Abu Thalhah diperintahkan oleh Nabi
untuk menyeru atau memberitahukan
orang-orang dengan meninggikan suaranya (Sesungguhnya Allah dan
Rasul-Nya melarang kalian dari (mengkonsumsi) daging keledai (peliharaan)).
Daging keledai liar adalah halal dan suci, adapun daging keledai peliharaan
adalah najis dengan adanya keterangan hadits ini dan selainnya. (ia adalah rijs)
padahal ketika itu, para shahabat sedang dilanda lapar yang sangat pada
peperangan itu. Maka mereka memakan keledai, memasaknya dan memakannya. Tetapi
datang larangan dari Allah dan rasul-Nya, maka mereka menumpahkan atau
membalikkan kuali-kuali mereka yang berisi daging yang sudah mendidih.
Faidah hadits:
Pertama; hadits ini menunjukkan haramnya daging keledai peliharaan,
hal ini hampir disepakati oleh para ulama, kecuali riwayat ‘Abdullah bin ‘Abbas
yang menyebutkan bahwa beliau menolak keharamannya. Namun mayoritas ulama
menyatakan hukum daging keledai peliharaan adalah haram.
Kedua; keledai peliharaan hukumnya najis, karena sabda Nabi “rijs”
yang berarti najis. Ini adalah tujuan Ibnu Hajar meletakkan hadits ini pada bab
ini.
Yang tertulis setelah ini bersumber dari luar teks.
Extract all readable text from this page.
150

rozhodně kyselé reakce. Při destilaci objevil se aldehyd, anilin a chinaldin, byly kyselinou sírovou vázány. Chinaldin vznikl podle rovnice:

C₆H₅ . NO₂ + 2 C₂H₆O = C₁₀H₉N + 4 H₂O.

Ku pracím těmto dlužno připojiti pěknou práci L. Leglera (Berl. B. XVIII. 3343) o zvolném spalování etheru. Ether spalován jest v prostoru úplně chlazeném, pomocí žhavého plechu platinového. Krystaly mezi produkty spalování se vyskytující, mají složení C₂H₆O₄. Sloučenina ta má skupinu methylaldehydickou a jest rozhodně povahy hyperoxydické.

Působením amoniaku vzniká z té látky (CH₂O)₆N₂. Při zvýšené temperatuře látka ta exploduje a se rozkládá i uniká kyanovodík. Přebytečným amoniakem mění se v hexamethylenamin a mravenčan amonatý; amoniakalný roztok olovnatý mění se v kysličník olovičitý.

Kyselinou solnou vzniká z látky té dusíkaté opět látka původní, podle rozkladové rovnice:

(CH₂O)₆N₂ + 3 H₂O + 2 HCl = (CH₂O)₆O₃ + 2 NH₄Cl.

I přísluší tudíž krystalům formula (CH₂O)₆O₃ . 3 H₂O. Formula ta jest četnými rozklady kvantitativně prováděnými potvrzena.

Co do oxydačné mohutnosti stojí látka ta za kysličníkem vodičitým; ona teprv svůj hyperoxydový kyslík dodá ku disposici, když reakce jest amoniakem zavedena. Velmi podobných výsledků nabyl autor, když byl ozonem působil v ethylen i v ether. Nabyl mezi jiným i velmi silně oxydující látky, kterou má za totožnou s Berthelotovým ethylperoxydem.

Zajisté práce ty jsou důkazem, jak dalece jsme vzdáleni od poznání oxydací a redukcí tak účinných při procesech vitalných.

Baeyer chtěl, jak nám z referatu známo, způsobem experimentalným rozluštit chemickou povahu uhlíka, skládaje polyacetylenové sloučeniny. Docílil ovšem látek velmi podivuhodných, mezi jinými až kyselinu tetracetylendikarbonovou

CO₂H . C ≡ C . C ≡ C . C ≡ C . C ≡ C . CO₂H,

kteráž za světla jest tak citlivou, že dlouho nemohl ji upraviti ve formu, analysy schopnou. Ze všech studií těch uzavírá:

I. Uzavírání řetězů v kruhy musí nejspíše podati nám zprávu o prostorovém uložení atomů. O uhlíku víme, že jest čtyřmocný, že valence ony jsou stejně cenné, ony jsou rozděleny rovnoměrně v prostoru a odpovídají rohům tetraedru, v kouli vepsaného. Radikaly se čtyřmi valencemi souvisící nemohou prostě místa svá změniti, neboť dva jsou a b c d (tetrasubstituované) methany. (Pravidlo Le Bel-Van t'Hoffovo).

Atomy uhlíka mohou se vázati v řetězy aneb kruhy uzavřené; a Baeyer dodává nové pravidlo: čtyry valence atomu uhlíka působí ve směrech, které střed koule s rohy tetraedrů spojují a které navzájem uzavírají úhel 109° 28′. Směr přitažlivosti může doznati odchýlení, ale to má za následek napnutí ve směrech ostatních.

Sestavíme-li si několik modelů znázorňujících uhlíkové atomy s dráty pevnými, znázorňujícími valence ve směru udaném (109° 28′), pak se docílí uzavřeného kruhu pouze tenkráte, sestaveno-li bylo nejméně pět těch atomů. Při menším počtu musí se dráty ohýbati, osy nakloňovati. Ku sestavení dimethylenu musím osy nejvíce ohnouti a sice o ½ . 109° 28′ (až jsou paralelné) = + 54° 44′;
Karena keledai peliharaan adalah najis maka semua yang keluar darinya juga
najis, yaitu sisa air minumnya, air liurnya, kotorannya dan kencingnya, namun
dikecualikan keringatnya.
Syaikh Abdullah bin Abdurrahman al-Bassam dalam kitab Taudhiih
al-Ahkaam min Buluugh al-Maraam:
(خَيْبَرَ)
daerah di Utara Madinah jaraknya sekitar 160 KM, penduduknya adalah
segolongan orang Yahudi, lalu Nabi membebaskannya/membukanya dengan sunnah pada
tahun ketujuh Hijriah. (لُحُومِ) daging dari tubuh
hewan dan burung. (اَلْحُمُرِ) jamak dari himaar,
ia adalah binatang jinak sejenis kuda dipergunakan untuk membawa barang atau
dikendarai, bentuk muannats-nya adalah himaarah. (اَلْأَهْلِيَّةِ) peliharaan, yaitu hewan yang jinak, lawan
dari liar/buas. (رِجْسٌ) kotor dan haram,
biasanya bermakna kotor (qadzar).
Faidah hadits:
a)
Najisnya
keledai peliharaan baik dagingnya, darahnya, kencingnya maupun kotorannya.
b)
Adapun
muntahannya, keringatnya ataupun badannya, ada perbedaan pendapat di kalangan
ulama.
c)
Haram
memakan dagingnya dan meminum susunya, karena ia rijs; rijs
adalah kotor dan haram.
d)
Dikhususkan
keledai peliharaan, menunjukkan halalnya keledai liar, karena ia merupakan
binatang buruan yang suci dan halal.
e)
Sebab
haramnya adalah karena ia rijs. Hal ini menunjukkan bahwa setiap yang
najis pasti haram, Tatkala hal itu membahayakan kesehatan. Rijs adalah
haram dan kotor.
f)
Perbedaan
pendapat di kalangan ulama: apakah badan, keringat, serta air/lendir yang
keluar dari mulut atau hidungnya bighal dan keledai peliharaan, najis atau
tidak?
·
Sebagian
ulama: najis.
·
Imam
Malik dan al-Syafi’i: suci, sebagaimana kucing. Ini juga pendapat Syaikh
al-Sa’di dan Alu Syaikh. Alasannya adalah:
ü Nabi dan para shahabat menungganginya.
ü Berdalil dengan hadits tentang kucing yang tidak najis dan
merupakan hewan yang banyak berkeliaran di lingkungan manusia.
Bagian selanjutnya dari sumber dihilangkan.